Потому, когда противник захрипел, я восприняла это как должное, пнула его и рванула наверх, приседая за перила — думала, что сейчас в игру вступит арбалетчик. Лишь наверху, оглядев поле боя, поняла, что случилось: пришел Эд, убил арбалетчика и метнул нож в спину моего противника, в два прыжка оказался рядом с ним — он еще хрипел, — занес саблю и одновременно стянул платок с лица…

— Не убивай его! — крикнул Арлито. — Он нужен живым!

Эд с занесенной саблей замер над поверженным врагом, похоже, он не слышал Арлито, потому что лезвие опустилось, и я зажмурилась. Осознание произошедшего сошло лавиной, накрыло, понесло. Ноги подкосились, и я села на пол, не в силах разжать руку и выбросить саблю. Мена колотило, как в лихорадке, стоило закрыть глаза, и я в красках видела, как подныриваю под вскинутую руку и вонзаю нож, отлично понимая, что этот удар — смертельный.

Только что, Оля, ты стала убийцей. Мир расплывался перед глазами, и я не видела, что происходит внизу — там двигались расплывчатые силуэты, медленно тянулись искаженные восприятием голоса.

Потом кто-то тряс за плечо и пытался разжать пальцы, судорожно вцепившиеся в перила. Кто-то родной, большой, сильный и добрый. Эд. Мой Эд пришел, чтобы все исправить! Всхлипнув, я отпустила перила, потянулась к нему и сообразила, что во второй руке сабля. Бросила ее, обхватила Эда и расплакалась.

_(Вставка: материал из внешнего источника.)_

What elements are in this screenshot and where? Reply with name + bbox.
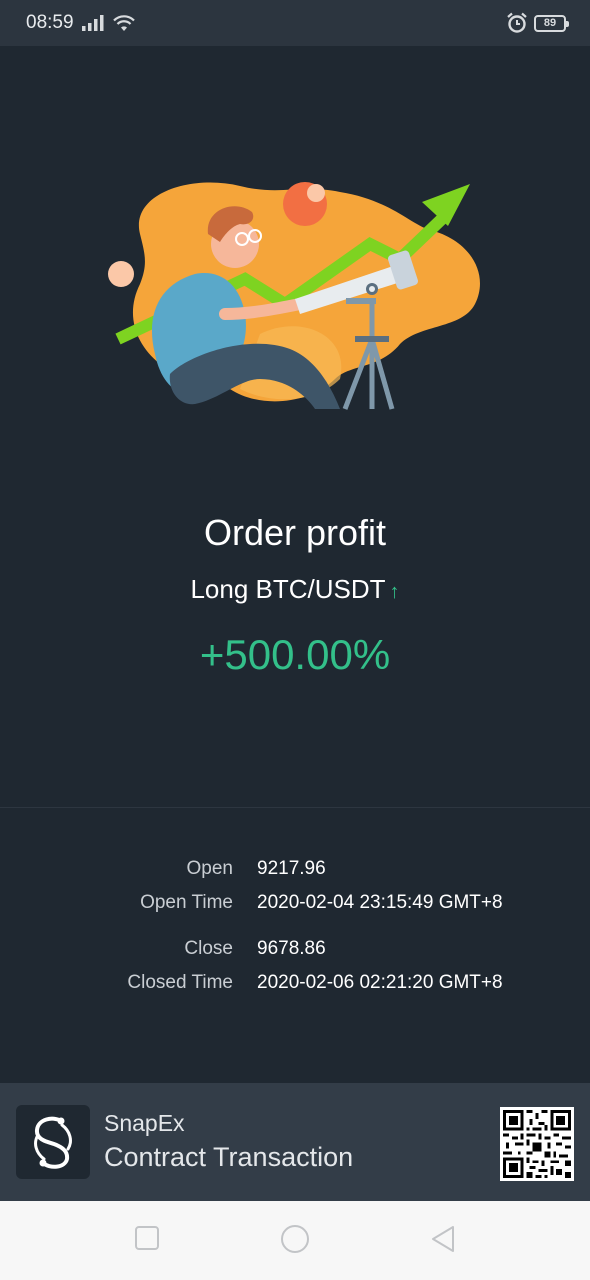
close-price-value: 9678.86 bbox=[257, 938, 326, 959]
up-arrow-icon: ↑ bbox=[389, 581, 400, 603]
open-price-row: Open 9217.96 bbox=[0, 858, 590, 886]
profit-percentage: +500.00% bbox=[199, 631, 391, 678]
close-price-row: Close 9678.86 bbox=[0, 938, 590, 966]
closed-time-value: 2020-02-06 02:21:20 GMT+8 bbox=[257, 972, 503, 993]
signal-icon bbox=[81, 15, 104, 31]
close-price-label: Close bbox=[184, 938, 233, 959]
open-time-label: Open Time bbox=[140, 892, 233, 913]
wifi-icon bbox=[112, 15, 135, 31]
position-summary: Long BTC/USDT ↑ bbox=[0, 574, 590, 605]
open-time-row: Open Time 2020-02-04 23:15:49 GMT+8 bbox=[0, 892, 590, 920]
closed-time-label: Closed Time bbox=[127, 972, 233, 993]
snapex-logo-icon bbox=[34, 1116, 72, 1169]
closed-time-row: Closed Time 2020-02-06 02:21:20 GMT+8 bbox=[0, 972, 590, 1000]
alarm-icon bbox=[507, 12, 527, 33]
position-direction: Long bbox=[190, 574, 249, 604]
recent-apps-icon[interactable] bbox=[134, 1225, 160, 1251]
status-time: 08:59 bbox=[26, 12, 74, 33]
brand-name: SnapEx bbox=[104, 1110, 185, 1136]
brand-subtitle: Contract Transaction bbox=[104, 1142, 354, 1172]
open-price-value: 9217.96 bbox=[257, 858, 326, 879]
brand-banner: SnapEx Contract Transaction bbox=[0, 1083, 590, 1201]
telescope-illustration bbox=[108, 182, 480, 410]
qr-code bbox=[500, 1107, 574, 1181]
home-icon[interactable] bbox=[280, 1224, 310, 1254]
divider bbox=[0, 807, 590, 808]
trading-pair: BTC/USDT bbox=[255, 574, 386, 604]
status-bar: 08:59 89 bbox=[0, 0, 590, 46]
order-card: Order profit Long BTC/USDT ↑ +500.00% Ope… bbox=[0, 46, 590, 1083]
open-time-value: 2020-02-04 23:15:49 GMT+8 bbox=[257, 892, 503, 913]
snapex-logo bbox=[16, 1105, 90, 1179]
system-navigation-bar bbox=[0, 1201, 590, 1280]
page-title: Order profit bbox=[203, 512, 387, 553]
back-icon[interactable] bbox=[430, 1225, 456, 1253]
battery-level: 89 bbox=[543, 17, 557, 29]
open-price-label: Open bbox=[186, 858, 233, 879]
battery-icon: 89 bbox=[534, 14, 569, 32]
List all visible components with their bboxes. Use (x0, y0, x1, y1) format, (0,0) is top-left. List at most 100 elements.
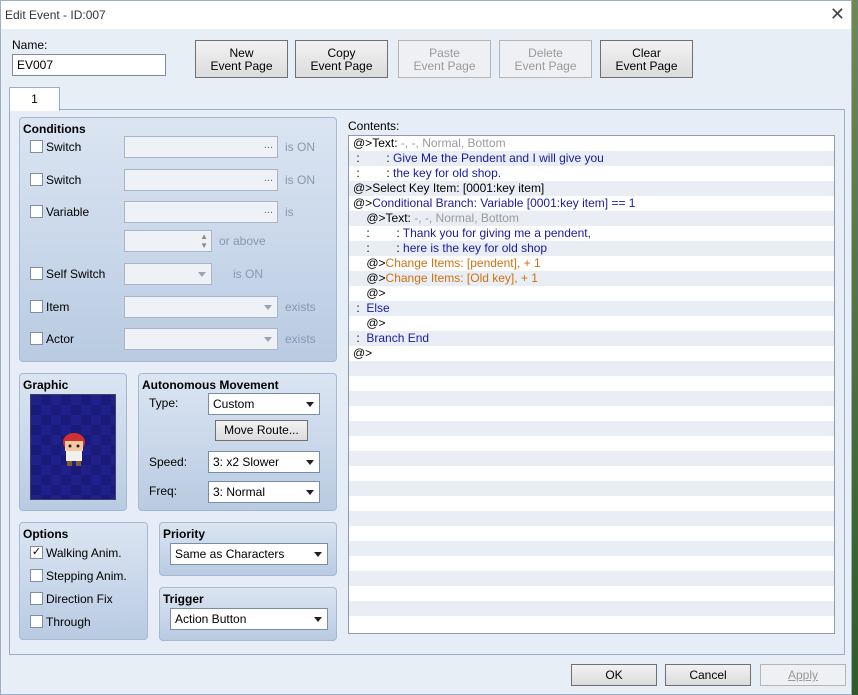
stepping-anim-checkbox[interactable] (30, 569, 43, 582)
priority-title: Priority (163, 527, 206, 541)
command-row[interactable]: : : Give Me the Pendent and I will give … (349, 151, 834, 166)
command-row[interactable]: : : here is the key for old shop (349, 241, 834, 256)
command-row[interactable] (349, 361, 834, 376)
variable-value-spinner[interactable]: ▲ ▼ (124, 230, 212, 252)
trigger-select[interactable]: Action Button (170, 608, 328, 630)
switch1-checkbox[interactable] (30, 140, 43, 153)
command-row[interactable]: @> (349, 286, 834, 301)
command-text: @> (353, 256, 386, 270)
cancel-button[interactable]: Cancel (665, 664, 751, 686)
actor-suffix: exists (285, 332, 316, 346)
command-row[interactable] (349, 391, 834, 406)
command-row[interactable] (349, 496, 834, 511)
command-row[interactable] (349, 481, 834, 496)
command-row[interactable]: @>Select Key Item: [0001:key item] (349, 181, 834, 196)
delete-event-page-button[interactable]: Delete Event Page (499, 40, 592, 78)
switch2-field[interactable]: ... (124, 169, 278, 191)
variable-field[interactable]: ... (124, 201, 278, 223)
command-text: @>Text: (353, 211, 415, 225)
command-row[interactable]: @> (349, 316, 834, 331)
apply-button[interactable]: Apply (760, 664, 846, 686)
ellipsis-icon: ... (263, 172, 273, 184)
move-route-button[interactable]: Move Route... (215, 420, 308, 441)
item-select[interactable] (124, 296, 278, 318)
command-row[interactable] (349, 616, 834, 631)
switch1-field[interactable]: ... (124, 136, 278, 158)
self-switch-select[interactable] (124, 263, 212, 285)
paste-event-page-button[interactable]: Paste Event Page (398, 40, 491, 78)
title-bar: Edit Event - ID:007 ✕ (1, 1, 851, 29)
command-row[interactable]: @>Change Items: [pendent], + 1 (349, 256, 834, 271)
actor-checkbox[interactable] (30, 332, 43, 345)
command-text: @>Select Key Item: [0001:key item] (353, 181, 545, 195)
priority-select[interactable]: Same as Characters (170, 543, 328, 565)
switch2-checkbox[interactable] (30, 173, 43, 186)
movement-speed-select[interactable]: 3: x2 Slower (208, 451, 320, 473)
new-event-page-button[interactable]: New Event Page (195, 40, 288, 78)
command-row[interactable]: : Branch End (349, 331, 834, 346)
clear-event-page-button[interactable]: Clear Event Page (600, 40, 693, 78)
command-text: @> (353, 316, 386, 330)
ellipsis-icon: ... (263, 139, 273, 151)
graphic-title: Graphic (23, 378, 69, 392)
command-row[interactable]: @>Conditional Branch: Variable [0001:key… (349, 196, 834, 211)
command-row[interactable]: @>Change Items: [Old key], + 1 (349, 271, 834, 286)
copy-event-page-label-2: Event Page (310, 59, 373, 73)
conditions-title: Conditions (23, 122, 86, 136)
ok-button[interactable]: OK (571, 664, 657, 686)
character-graphic[interactable] (30, 394, 116, 500)
command-text: : : (353, 151, 394, 165)
movement-title: Autonomous Movement (142, 378, 279, 392)
command-text: : : (353, 226, 403, 240)
command-row[interactable] (349, 556, 834, 571)
command-text: : (353, 301, 367, 315)
actor-select[interactable] (124, 328, 278, 350)
chevron-down-icon (306, 402, 314, 407)
command-row[interactable] (349, 466, 834, 481)
walking-anim-checkbox[interactable]: ✓ (30, 546, 43, 559)
command-row[interactable] (349, 571, 834, 586)
command-row[interactable]: : Else (349, 301, 834, 316)
event-commands-list[interactable]: @>Text: -, -, Normal, Bottom : : Give Me… (348, 135, 835, 634)
paste-event-page-label-2: Event Page (413, 59, 476, 73)
command-row[interactable] (349, 601, 834, 616)
command-row[interactable] (349, 421, 834, 436)
variable-suffix: is (285, 205, 294, 219)
through-checkbox[interactable] (30, 615, 43, 628)
command-row[interactable]: : : Thank you for giving me a pendent, (349, 226, 834, 241)
command-row[interactable] (349, 511, 834, 526)
command-row[interactable]: : : the key for old shop. (349, 166, 834, 181)
new-event-page-label-2: Event Page (210, 59, 273, 73)
command-row[interactable] (349, 526, 834, 541)
command-row[interactable] (349, 541, 834, 556)
movement-freq-select[interactable]: 3: Normal (208, 481, 320, 503)
movement-type-select[interactable]: Custom (208, 393, 320, 415)
command-row[interactable]: @>Text: -, -, Normal, Bottom (349, 136, 834, 151)
stepping-anim-label: Stepping Anim. (46, 569, 127, 583)
command-text: Change Items: [pendent], + 1 (385, 256, 541, 270)
freq-label: Freq: (149, 484, 178, 498)
command-row[interactable]: @> (349, 346, 834, 361)
copy-event-page-button[interactable]: Copy Event Page (295, 40, 388, 78)
delete-event-page-label-2: Event Page (514, 59, 577, 73)
name-input[interactable] (12, 54, 166, 76)
self-switch-suffix: is ON (233, 267, 263, 281)
command-row[interactable]: @>Text: -, -, Normal, Bottom (349, 211, 834, 226)
spinner-arrows-icon[interactable]: ▲ ▼ (200, 232, 208, 250)
command-row[interactable] (349, 406, 834, 421)
command-row[interactable] (349, 436, 834, 451)
variable-checkbox[interactable] (30, 205, 43, 218)
self-switch-checkbox[interactable] (30, 267, 43, 280)
close-icon[interactable]: ✕ (830, 4, 845, 25)
variable-or-above-label: or above (219, 234, 266, 248)
tab-page-1[interactable]: 1 (9, 87, 60, 111)
command-row[interactable] (349, 451, 834, 466)
through-label: Through (46, 615, 91, 629)
command-row[interactable] (349, 586, 834, 601)
item-checkbox[interactable] (30, 300, 43, 313)
direction-fix-checkbox[interactable] (30, 592, 43, 605)
options-title: Options (23, 527, 69, 541)
command-row[interactable] (349, 376, 834, 391)
chevron-down-icon (264, 337, 272, 342)
graphic-group: Graphic (19, 373, 127, 511)
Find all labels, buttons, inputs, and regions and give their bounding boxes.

Сознание отгородилось от реальности, и некоторое время я не понимала, что происходит, не узнавала снующих вокруг людей. Мне было достаточно, что рядом Эд.

Реальность будто состояла из гигантских пикселей, которые включались один за другим. Вот я сижу на кровати, обмотанная одеялом, моя рука в руке Эда. Вот деревянный потолок. Квадрат окна. Запертая дверь. Мы в ночлежке, что ли? Арлито меряет шагами комнату.

— Почему ты зарезал его? — проговорил маг, и я будто очнулась, посмотрела на него.

— Он мог ее убить, — ответил Эд.

— Нет, он уже никому не угрожал и был нужен для допроса. Ты можешь с уверенностью сказать, кто его нанял?

— Ра… Ратон, — пролепетала я.

Зуб на зуб не попадал, было холодно. Эд притянул меня к себе и сунул в руки чашку с горячим отваром шиповника.

— Пей, станет легче.

— Я его… ножом.

— Ты все сделала правильно, — поддержал меня Арлито. — Убивать больно. Не думай об этом, просто не думай.

— Не м-м-могу. Ратон… и здесь!

— Похоже, что ты права. — Арлито потер подбородок, глянул на Эда. — А ты? Ты вернул долг — спас ей жизнь. Что дальше?

Эд прижал меня к себе сильнее — чуть чай не расплескала.

— Я обещал проводить ее до самой обители.

— Зачем это тебе?

Ответил Эд с минутным промедлением:

— Потому что я люблю ее.

Арлито вскинул руки, схватился за голову:

— Любит он! А дальше что? Ну ладно она, девчонка, но ты-то! У тебя жена и четверо детей!

— Хватит! — крикнула я и швырнула деревянную чашку об стену. — Арлито, не лезь не в свое дело! Без тебя тошно.

Арлито вдохнул-выдохнул, завел руки за спину и покосился с осуждением. И чего он так обо мне печется? Этот старец в теле подростка собрался меня удочерить? Я обняла Эда и спрятала лицо у него в рубашке, он погладил меня по голове, поцеловал в макушку и прошептал:

— Маленькая, нам нужно уезжать, тут оставаться опасно.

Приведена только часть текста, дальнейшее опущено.